Bridezilla is a term that’s always annoyed me, not so much because it exists, but because it gets used as a bludgeon against women who don’t necessarily fit the definition at all. It gets pulled out to shame women who just want people to show up on time, and it gets used to trivialize truly reprehensible behavior.
There’s one thing, however, that’s clear about the term: bridezilla is an attitude of entitlement. Period. That’s what it’s about.
And so I have to kind of wonder at this article by Lauren Beckham Falcone for the Boston Herald. Her claim is that falling budgets for weddings equal an end to bridezilla.

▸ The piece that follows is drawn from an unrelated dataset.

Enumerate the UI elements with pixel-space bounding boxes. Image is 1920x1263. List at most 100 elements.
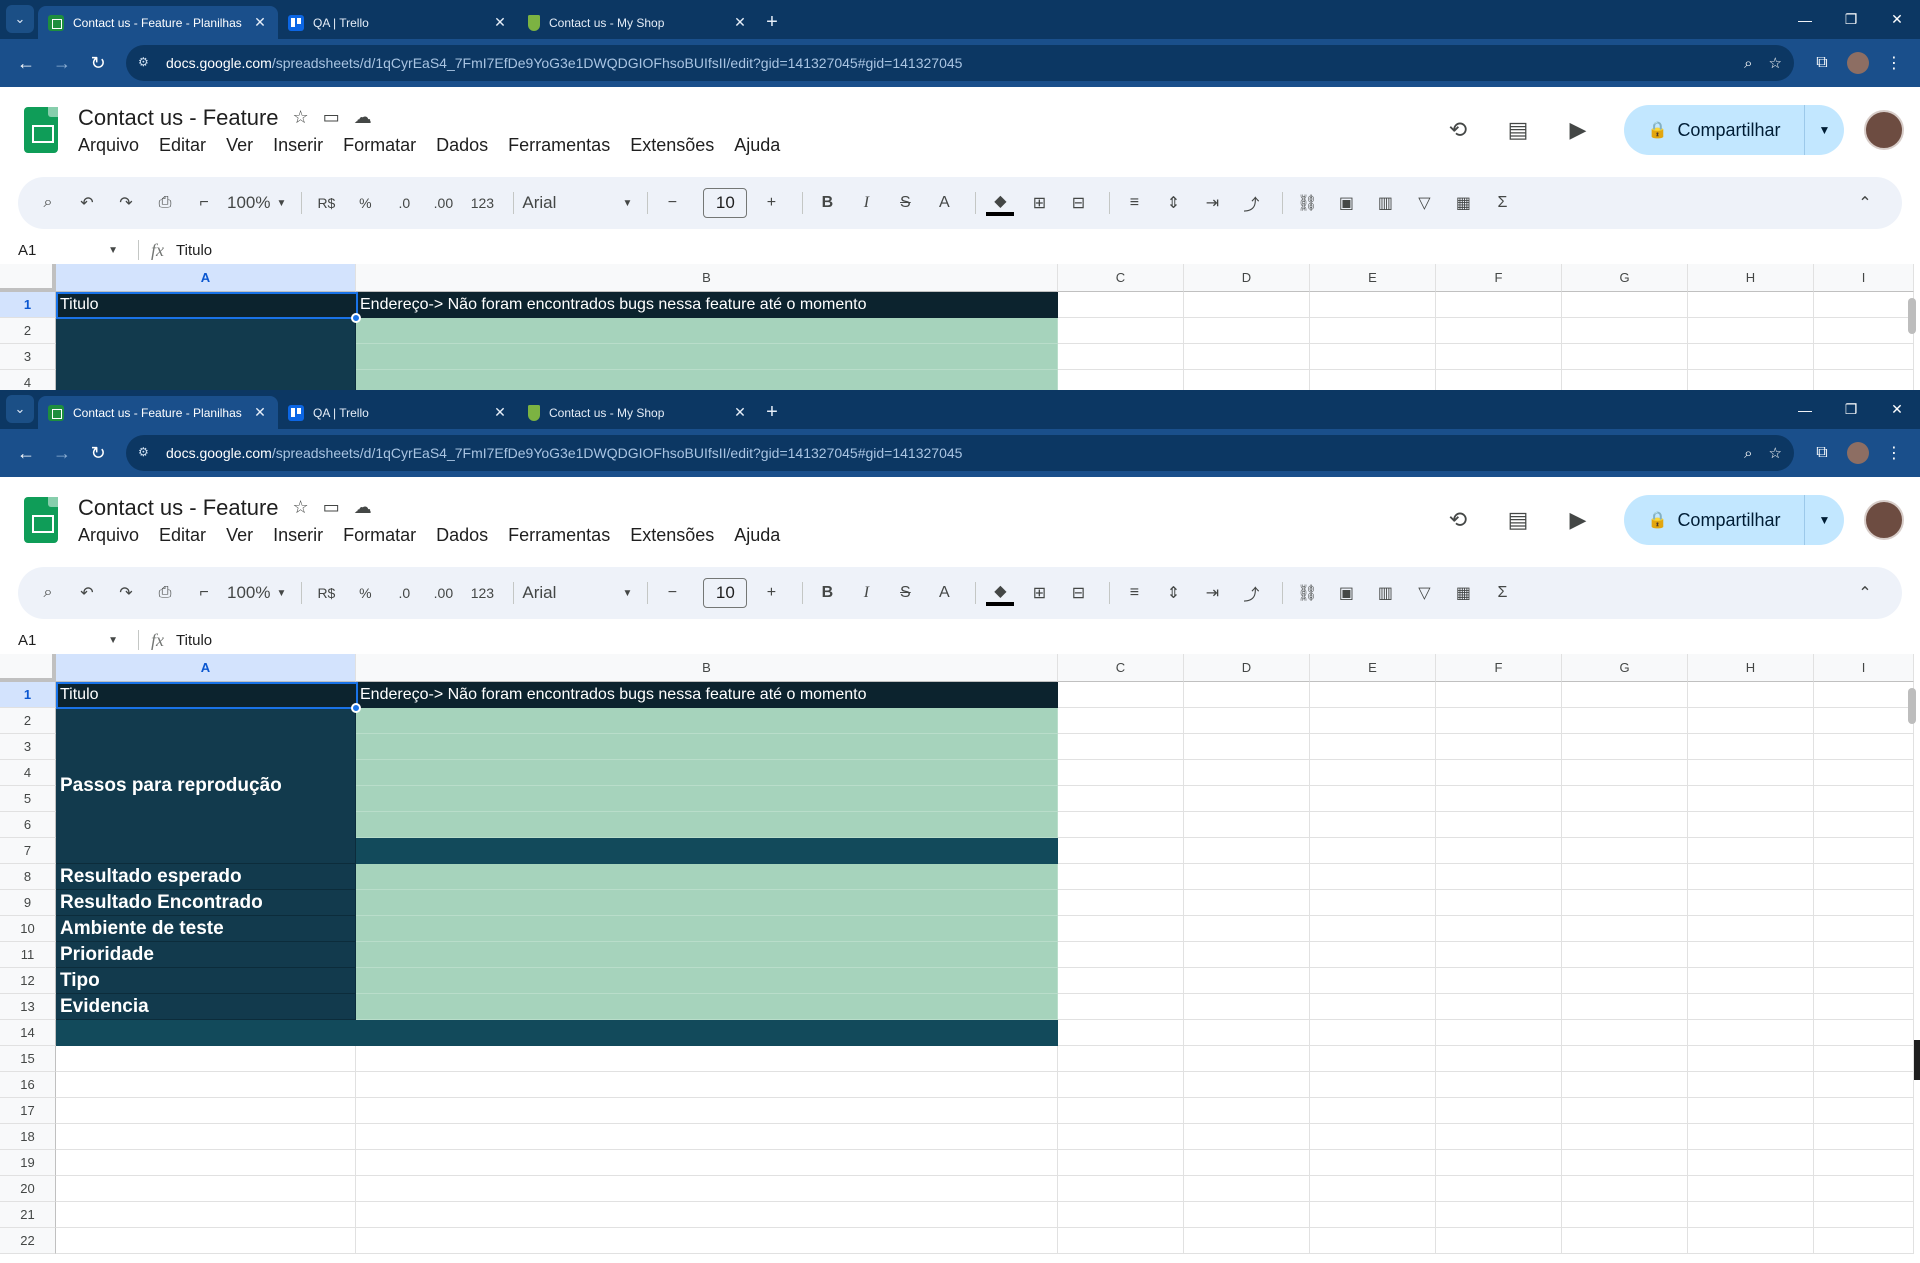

Look, I know that we here at Manolo for the Brides are all about keeping to budgets and keeping the wedding day in perspective. We remind people often that there are alternatives to nearly everything expected in a wedding, that just because it’s expected doesn’t obligate you to have most wedding items, and that a little imagination can work wonders on the smallest budget. We’re fond of reminding you that things like ice luges, reception gowns, and live orchestras are not necessary for a nice wedding.
But there’s one thing we’ve never done, and that’s conflate a large budget with bad behavior.
Here’s the thing: a lavish celebration is not an act of aggression in and of itself, nor is a bargain basement budget an obvious indication that the persons involved are thoughtful and gracious.
If you’ve got the budget and want to spend it on a big, expensive wedding, this does not make you a bad person. What makes you a bad bride, yes, a bridezilla, is treating the people around you like crap. It’s assuming that because you want it, everyone around you should make it happen, whether you can afford it or not. It’s failing to show respect for others. It’s behaving as though vendors have no feelings, bridesmaids are indentured servants, and the weather itself will do your bidding because you are getting married.
So long as you treat the people around you with consideration, and don’t expect the world to spin differently on its axis simply because of your impending nuptials, I don’t care whether your budget is $100.00 or $100,000,000.00. Budget and behavior are two different things.
Behave like other people have feelings and needs (you know, ’cause they do), spend the money you have available in the way you choose, and enjoy the day you create.
Remember: budget and behavior are not the same thing.